I'm reading about lambda calculus. From the end of section 2.1 here http://www.toves.org/books/lambda/:
(λx.(λx.λy.x × y) 3 ((λz.x + z) 2)) 1 ⇒ (λx.λy.x × y) 3 ((λz.x + z) 2) where x = 1
⇒ (λy.x × y) ((λz.x + z) 2) where x = 3
⇒ x × y where x = 3 and y = (λz.x + z) 2
⇒ x × y where x = 3 and y = x + z and z = 2
⇒ x × y where x = 3 and y = 5 and z = 2
⇒ 15It says
In fact, though, y should attain the value 3 rather than 5 since the first beta-reduction should plug 1 into x's spot in the expression. For this reason, a lazy parameter must preserve the current variable context with each reduction, remembering in this case that x = 3 within the expression λy.x × y but maintaining the fact that x = 1 outside the expression.

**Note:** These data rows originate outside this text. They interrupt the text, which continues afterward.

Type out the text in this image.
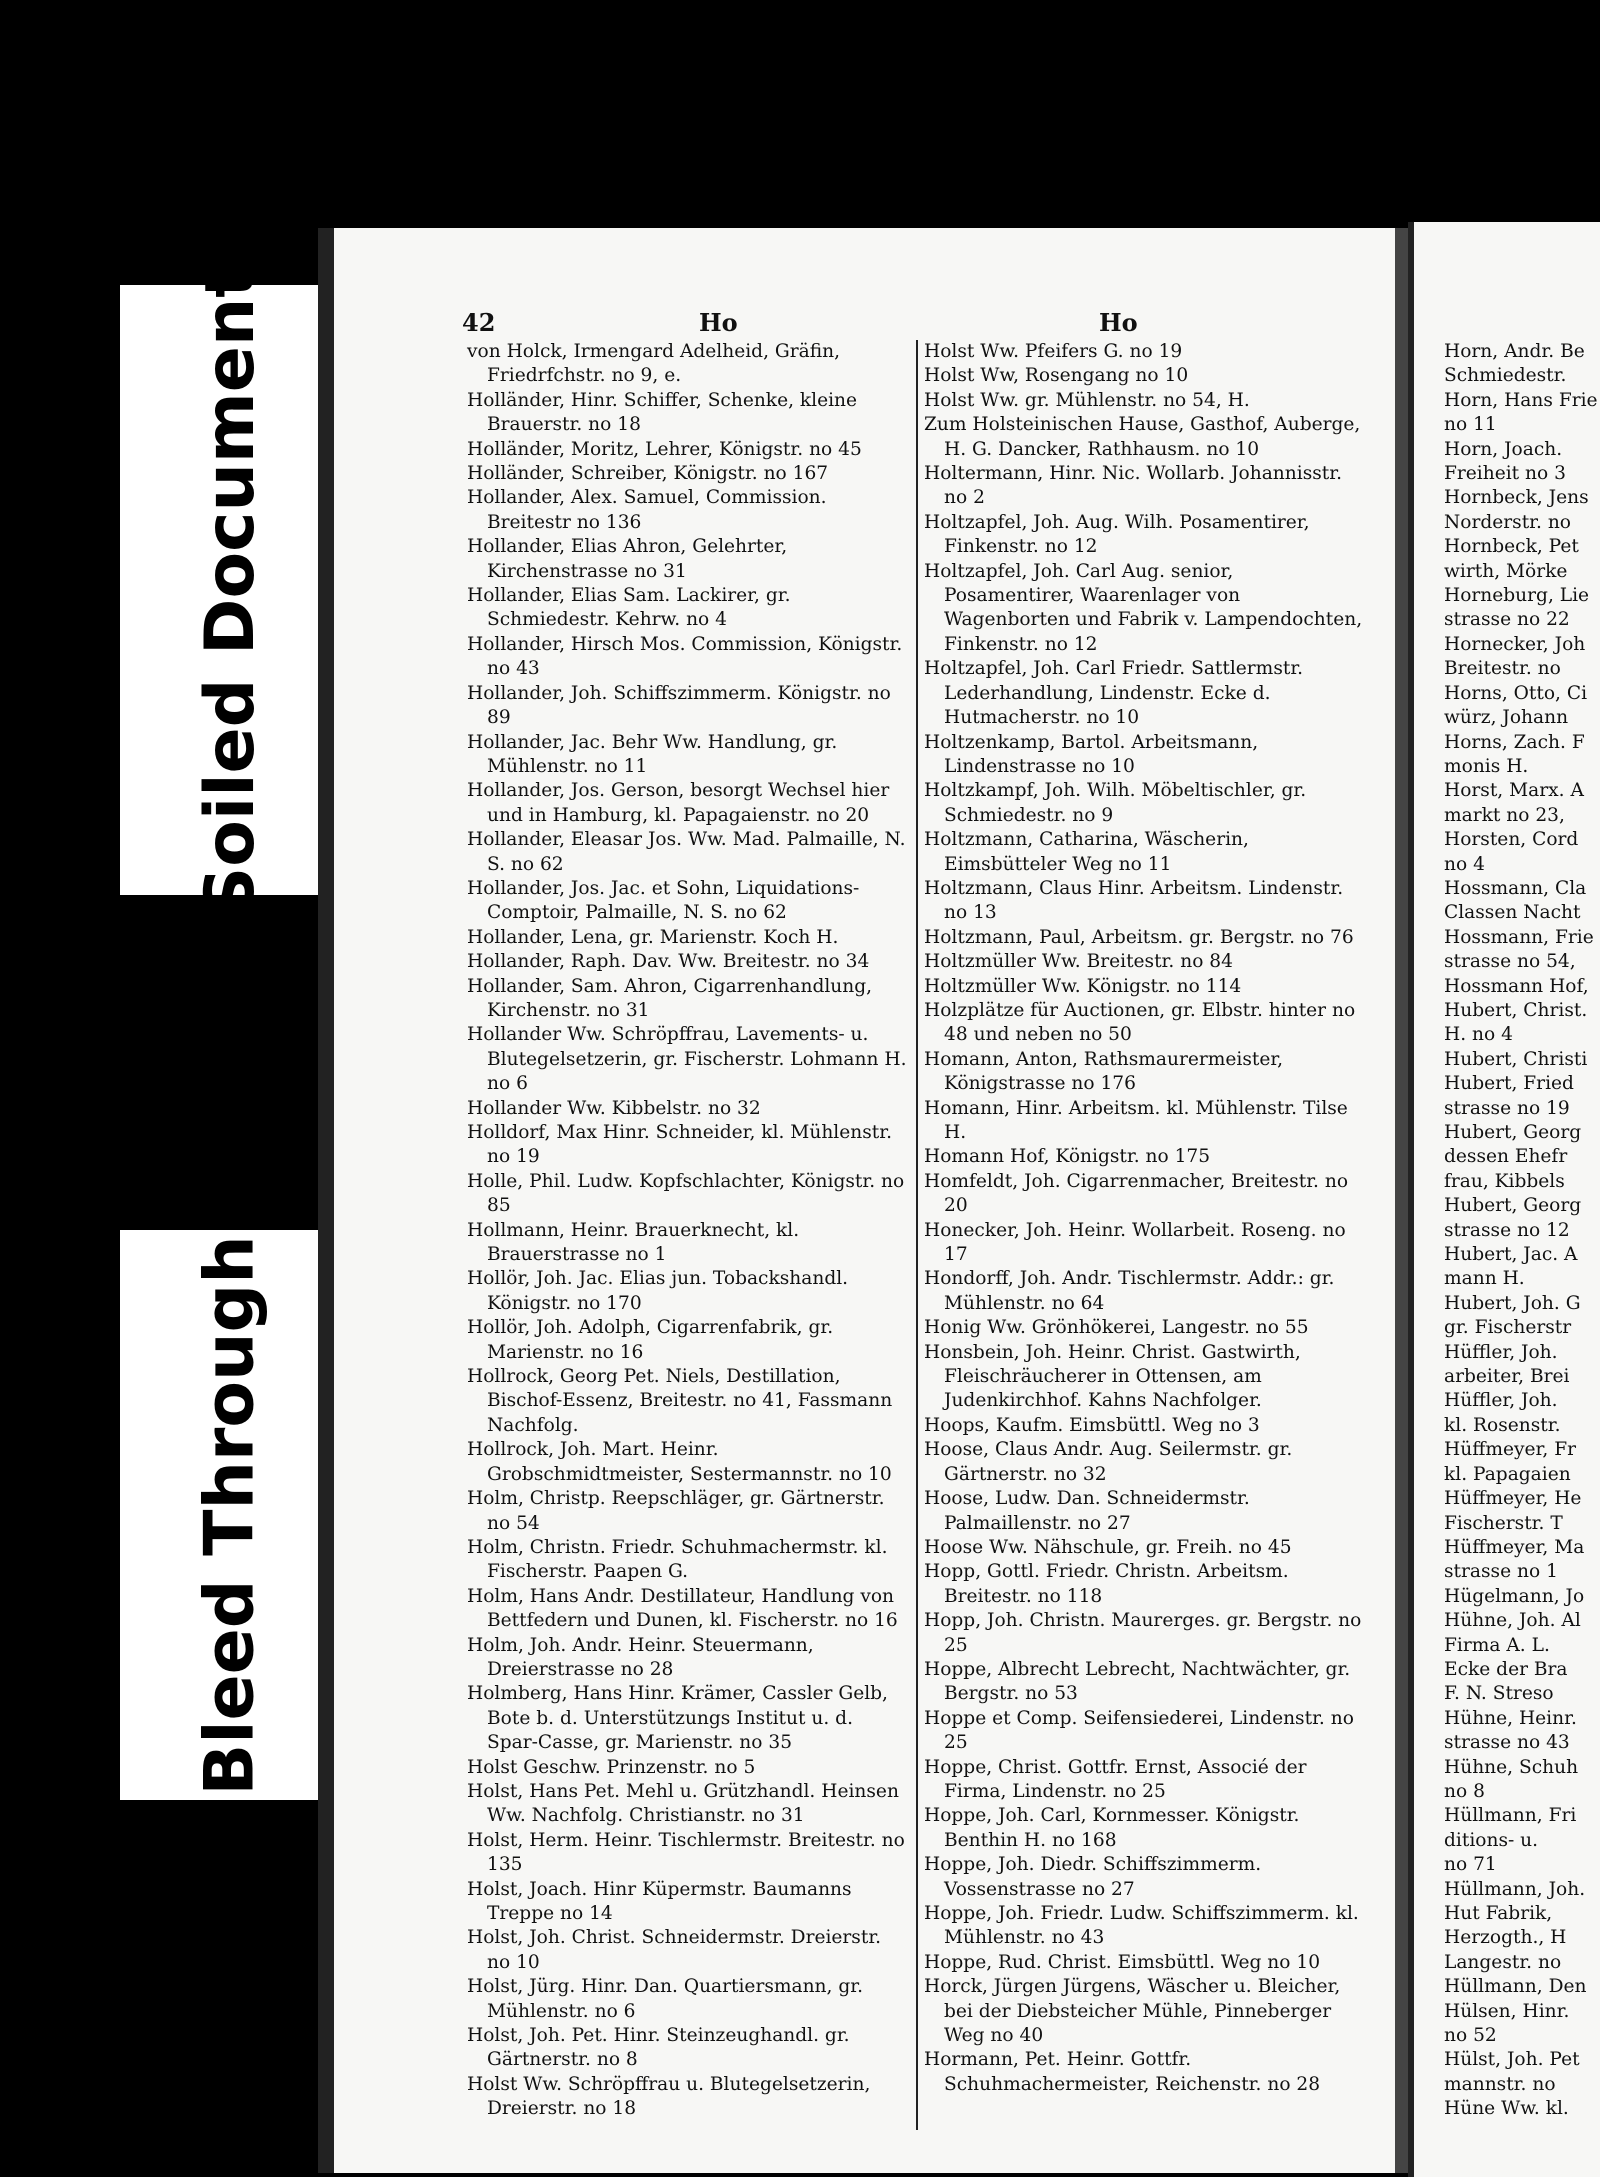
Soiled Document
Bleed Through
42	Ho	Ho
von Holck, Irmengard Adelheid, Gräfin, Friedrfchstr. no 9, e.
Holländer, Hinr. Schiffer, Schenke, kleine Brauerstr. no 18
Holländer, Moritz, Lehrer, Königstr. no 45
Holländer, Schreiber, Königstr. no 167
Hollander, Alex. Samuel, Commission. Breitestr no 136
Hollander, Elias Ahron, Gelehrter, Kirchenstrasse no 31
Hollander, Elias Sam. Lackirer, gr. Schmiedestr. Kehrw. no 4
Hollander, Hirsch Mos. Commission, Königstr. no 43
Hollander, Joh. Schiffszimmerm. Königstr. no 89
Hollander, Jac. Behr Ww. Handlung, gr. Mühlenstr. no 11
Hollander, Jos. Gerson, besorgt Wechsel hier und in Hamburg, kl. Papagaienstr. no 20
Hollander, Eleasar Jos. Ww. Mad. Palmaille, N. S. no 62
Hollander, Jos. Jac. et Sohn, Liquidations-Comptoir, Palmaille, N. S. no 62
Hollander, Lena, gr. Marienstr. Koch H.
Hollander, Raph. Dav. Ww. Breitestr. no 34
Hollander, Sam. Ahron, Cigarrenhandlung, Kirchenstr. no 31
Hollander Ww. Schröpffrau, Lavements- u. Blutegelsetzerin, gr. Fischerstr. Lohmann H. no 6
Hollander Ww. Kibbelstr. no 32
Holldorf, Max Hinr. Schneider, kl. Mühlenstr. no 19
Holle, Phil. Ludw. Kopfschlachter, Königstr. no 85
Hollmann, Heinr. Brauerknecht, kl. Brauerstrasse no 1
Hollör, Joh. Jac. Elias jun. Tobackshandl. Königstr. no 170
Hollör, Joh. Adolph, Cigarrenfabrik, gr. Marienstr. no 16
Hollrock, Georg Pet. Niels, Destillation, Bischof-Essenz, Breitestr. no 41, Fassmann Nachfolg.
Hollrock, Joh. Mart. Heinr. Grobschmidtmeister, Sestermannstr. no 10
Holm, Christp. Reepschläger, gr. Gärtnerstr. no 54
Holm, Christn. Friedr. Schuhmachermstr. kl. Fischerstr. Paapen G.
Holm, Hans Andr. Destillateur, Handlung von Bettfedern und Dunen, kl. Fischerstr. no 16
Holm, Joh. Andr. Heinr. Steuermann, Dreierstrasse no 28
Holmberg, Hans Hinr. Krämer, Cassler Gelb, Bote b. d. Unterstützungs Institut u. d. Spar-Casse, gr. Marienstr. no 35
Holst Geschw. Prinzenstr. no 5
Holst, Hans Pet. Mehl u. Grützhandl. Heinsen Ww. Nachfolg. Christianstr. no 31
Holst, Herm. Heinr. Tischlermstr. Breitestr. no 135
Holst, Joach. Hinr Küpermstr. Baumanns Treppe no 14
Holst, Joh. Christ. Schneidermstr. Dreierstr. no 10
Holst, Jürg. Hinr. Dan. Quartiersmann, gr. Mühlenstr. no 6
Holst, Joh. Pet. Hinr. Steinzeughandl. gr. Gärtnerstr. no 8
Holst Ww. Schröpffrau u. Blutegelsetzerin, Dreierstr. no 18
Holst Ww. Pfeifers G. no 19
Holst Ww, Rosengang no 10
Holst Ww. gr. Mühlenstr. no 54, H.
Zum Holsteinischen Hause, Gasthof, Auberge, H. G. Dancker, Rathhausm. no 10
Holtermann, Hinr. Nic. Wollarb. Johannisstr. no 2
Holtzapfel, Joh. Aug. Wilh. Posamentirer, Finkenstr. no 12
Holtzapfel, Joh. Carl Aug. senior, Posamentirer, Waarenlager von Wagenborten und Fabrik v. Lampendochten, Finkenstr. no 12
Holtzapfel, Joh. Carl Friedr. Sattlermstr. Lederhandlung, Lindenstr. Ecke d. Hutmacherstr. no 10
Holtzenkamp, Bartol. Arbeitsmann, Lindenstrasse no 10
Holtzkampf, Joh. Wilh. Möbeltischler, gr. Schmiedestr. no 9
Holtzmann, Catharina, Wäscherin, Eimsbütteler Weg no 11
Holtzmann, Claus Hinr. Arbeitsm. Lindenstr. no 13
Holtzmann, Paul, Arbeitsm. gr. Bergstr. no 76
Holtzmüller Ww. Breitestr. no 84
Holtzmüller Ww. Königstr. no 114
Holzplätze für Auctionen, gr. Elbstr. hinter no 48 und neben no 50
Homann, Anton, Rathsmaurermeister, Königstrasse no 176
Homann, Hinr. Arbeitsm. kl. Mühlenstr. Tilse H.
Homann Hof, Königstr. no 175
Homfeldt, Joh. Cigarrenmacher, Breitestr. no 20
Honecker, Joh. Heinr. Wollarbeit. Roseng. no 17
Hondorff, Joh. Andr. Tischlermstr. Addr.: gr. Mühlenstr. no 64
Honig Ww. Grönhökerei, Langestr. no 55
Honsbein, Joh. Heinr. Christ. Gastwirth, Fleischräucherer in Ottensen, am Judenkirchhof. Kahns Nachfolger.
Hoops, Kaufm. Eimsbüttl. Weg no 3
Hoose, Claus Andr. Aug. Seilermstr. gr. Gärtnerstr. no 32
Hoose, Ludw. Dan. Schneidermstr. Palmaillenstr. no 27
Hoose Ww. Nähschule, gr. Freih. no 45
Hopp, Gottl. Friedr. Christn. Arbeitsm. Breitestr. no 118
Hopp, Joh. Christn. Maurerges. gr. Bergstr. no 25
Hoppe, Albrecht Lebrecht, Nachtwächter, gr. Bergstr. no 53
Hoppe et Comp. Seifensiederei, Lindenstr. no 25
Hoppe, Christ. Gottfr. Ernst, Associé der Firma, Lindenstr. no 25
Hoppe, Joh. Carl, Kornmesser. Königstr. Benthin H. no 168
Hoppe, Joh. Diedr. Schiffszimmerm. Vossenstrasse no 27
Hoppe, Joh. Friedr. Ludw. Schiffszimmerm. kl. Mühlenstr. no 43
Hoppe, Rud. Christ. Eimsbüttl. Weg no 10
Horck, Jürgen Jürgens, Wäscher u. Bleicher, bei der Diebsteicher Mühle, Pinneberger Weg no 40
Hormann, Pet. Heinr. Gottfr. Schuhmachermeister, Reichenstr. no 28
Horn, Andr. Be
Schmiedestr.
Horn, Hans Frie
no 11
Horn, Joach.
Freiheit no 3
Hornbeck, Jens
Norderstr. no
Hornbeck, Pet
wirth, Mörke
Horneburg, Lie
strasse no 22
Hornecker, Joh
Breitestr. no
Horns, Otto, Ci
würz, Johann
Horns, Zach. F
monis H.
Horst, Marx. A
markt no 23,
Horsten, Cord
no 4
Hossmann, Cla
Classen Nacht
Hossmann, Frie
strasse no 54,
Hossmann Hof,
Hubert, Christ.
H. no 4
Hubert, Christi
Hubert, Fried
strasse no 19
Hubert, Georg
dessen Ehefr
frau, Kibbels
Hubert, Georg
strasse no 12
Hubert, Jac. A
mann H.
Hubert, Joh. G
gr. Fischerstr
Hüffler, Joh.
arbeiter, Brei
Hüffler, Joh.
kl. Rosenstr.
Hüffmeyer, Fr
kl. Papagaien
Hüffmeyer, He
Fischerstr. T
Hüffmeyer, Ma
strasse no 1
Hügelmann, Jo
Hühne, Joh. Al
Firma A. L.
Ecke der Bra
F. N. Streso
Hühne, Heinr.
strasse no 43
Hühne, Schuh
no 8
Hüllmann, Fri
ditions- u.
no 71
Hüllmann, Joh.
Hut Fabrik,
Herzogth., H
Langestr. no
Hüllmann, Den
Hülsen, Hinr.
no 52
Hülst, Joh. Pet
mannstr. no
Hüne Ww. kl.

But I'm confused over the order of operations during the beta reduction. There explanation is, unfortunately, ambiguous. They could mean x should be 1 inside the (λx.λy.x × y) and then y = 3 because that's the next parameter to be passed in, and x is already set (feels wrong), or that we go my route below:
Do we agree that (λx.(λx.λy.x × y) 3 ((λz.x + z) 2)) 1
is the same as (λx.(λt.λy.t × y) 3 ((λz.x + z) 2)) 1
x is a bound here? Shouldn't it be 1?
That means when we reduce this: (λt.λy.t × y) 3 ((λz.1 + z) 2)) x = 1 (λy.3 × y) ((λz.1 + z) 2)) x = 1, t = 3 3 × ((λz.1 + z) 2)) x = 1, t = 3, y = ((λz.1 + z) 2)) 3 × ((λz.1 + z) 2)) x = 1, t = 3, y = ((λz.1 + z) 2)), z = 2 3 × (1 + 2) x = 1, t = 3, y = ((λz.1 + z) 2)), z = 2 3 x 3 = 9
Is that correct? Or did I reduce it incorrectly?